RMZ has 12 msf of office space under construction across the top six cities in India, while its acquisition pipeline includes office projects spanning 15–17 msf. The company is targeting a growth rate of 20–30 per cent year-on-year. Vacancy across RMZ’s office portfolio is merely 0.01 per cent.
Considering planned developments and expansion plans, the company is in the process of raising capital. “We are in the process of raising capital, and we have our own available in-house capital of around $1 billion (approximately over ?9,000 crore) as well,” Govindraj told Business Standard.
Govindraj stated that cap rates for acquisitions are underwritten at around 7.5–8 per cent and could go below 7.5 per cent over the next four to five years.
RMZ recently entered into an agreement with Signature Global to develop a mixed-use project comprising office buildings, hotels and retail spaces on the Southern Peripheral Road (SPR) in Gurugram.
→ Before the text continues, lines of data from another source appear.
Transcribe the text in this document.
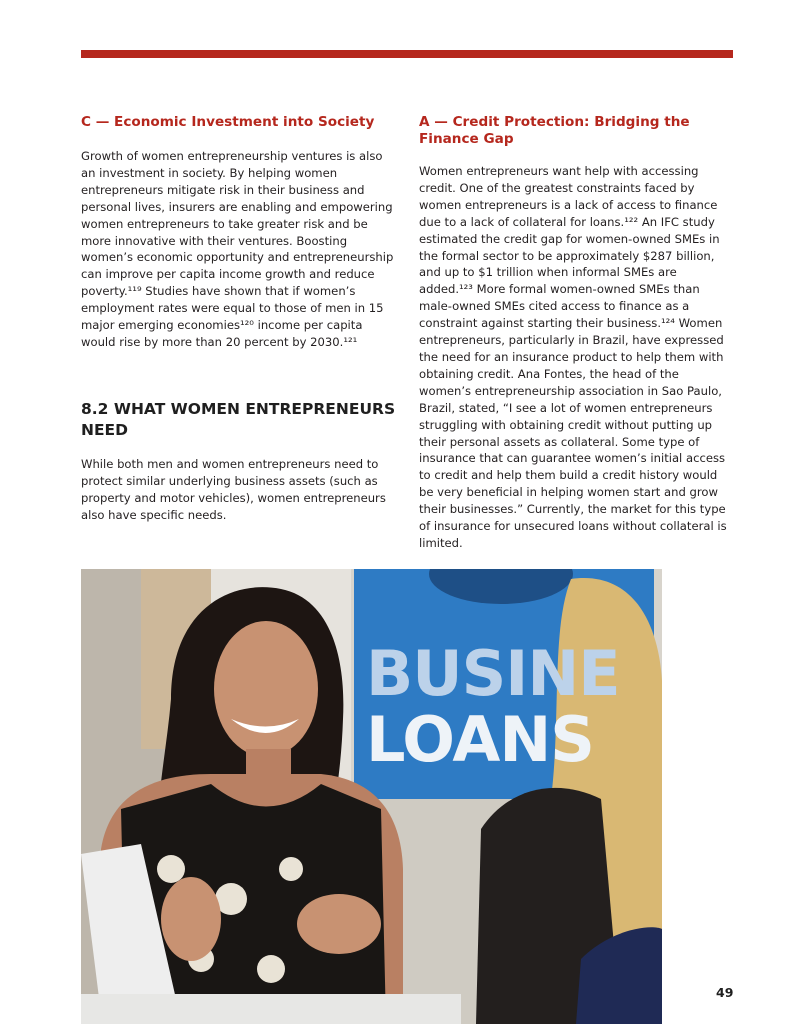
C — Economic Investment into Society

Growth of women entrepreneurship ventures is also an investment in society. By helping women entrepreneurs mitigate risk in their business and personal lives, insurers are enabling and empowering women entrepreneurs to take greater risk and be more innovative with their ventures. Boosting women’s economic opportunity and entrepreneurship can improve per capita income growth and reduce poverty.¹¹⁹ Studies have shown that if women’s employment rates were equal to those of men in 15 major emerging economies¹²⁰ income per capita would rise by more than 20 percent by 2030.¹²¹

8.2 WHAT WOMEN ENTREPRENEURS NEED

While both men and women entrepreneurs need to protect similar underlying business assets (such as property and motor vehicles), women entrepreneurs also have specific needs.

A — Credit Protection: Bridging the Finance Gap

Women entrepreneurs want help with accessing credit. One of the greatest constraints faced by women entrepreneurs is a lack of access to finance due to a lack of collateral for loans.¹²² An IFC study estimated the credit gap for women-owned SMEs in the formal sector to be approximately $287 billion, and up to $1 trillion when informal SMEs are added.¹²³ More formal women-owned SMEs than male-owned SMEs cited access to finance as a constraint against starting their business.¹²⁴ Women entrepreneurs, particularly in Brazil, have expressed the need for an insurance product to help them with obtaining credit. Ana Fontes, the head of the women’s entrepreneurship association in Sao Paulo, Brazil, stated, “I see a lot of women entrepreneurs struggling with obtaining credit without putting up their personal assets as collateral. Some type of insurance that can guarantee women’s initial access to credit and help them build a credit history would be very beneficial in helping women start and grow their businesses.” Currently, the market for this type of insurance for unsecured loans without collateral is limited.

BUSINE
LOANS
49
Under the agreement, Signature Global and RMZ will form a 50:50 joint venture, with RMZ committing an investment of ?1,283 crore to acquire a 50 per cent equity stake in the project.
The company has previously tied up with CPPIB and Mitsui Fudosan for different projects. “We may grow with them or grow with newer partners, but the calibre of our investors will be similar,” Govindraj said.
On the logistics and industrial front, RMZ NXT aims to achieve a portfolio of 4–5 msf over the next two years across the top six cities in the country. “We have just got around 300,000–400,000 square feet of portfolio ready and it is going live in the next couple of months,” Govindraj said.
The company aims to create more multi-modal industrial and logistics hubs. It is in talks with governments and different authorities to create large-scale infrastructure over the longer term.
“In logistics, current yields and rentals are still pretty low compared to the land values today. Land values have almost doubled, if not tripled, in the last couple of years but rentals have not moved up. The sector is getting organised and quality is improving,” Govindraj added.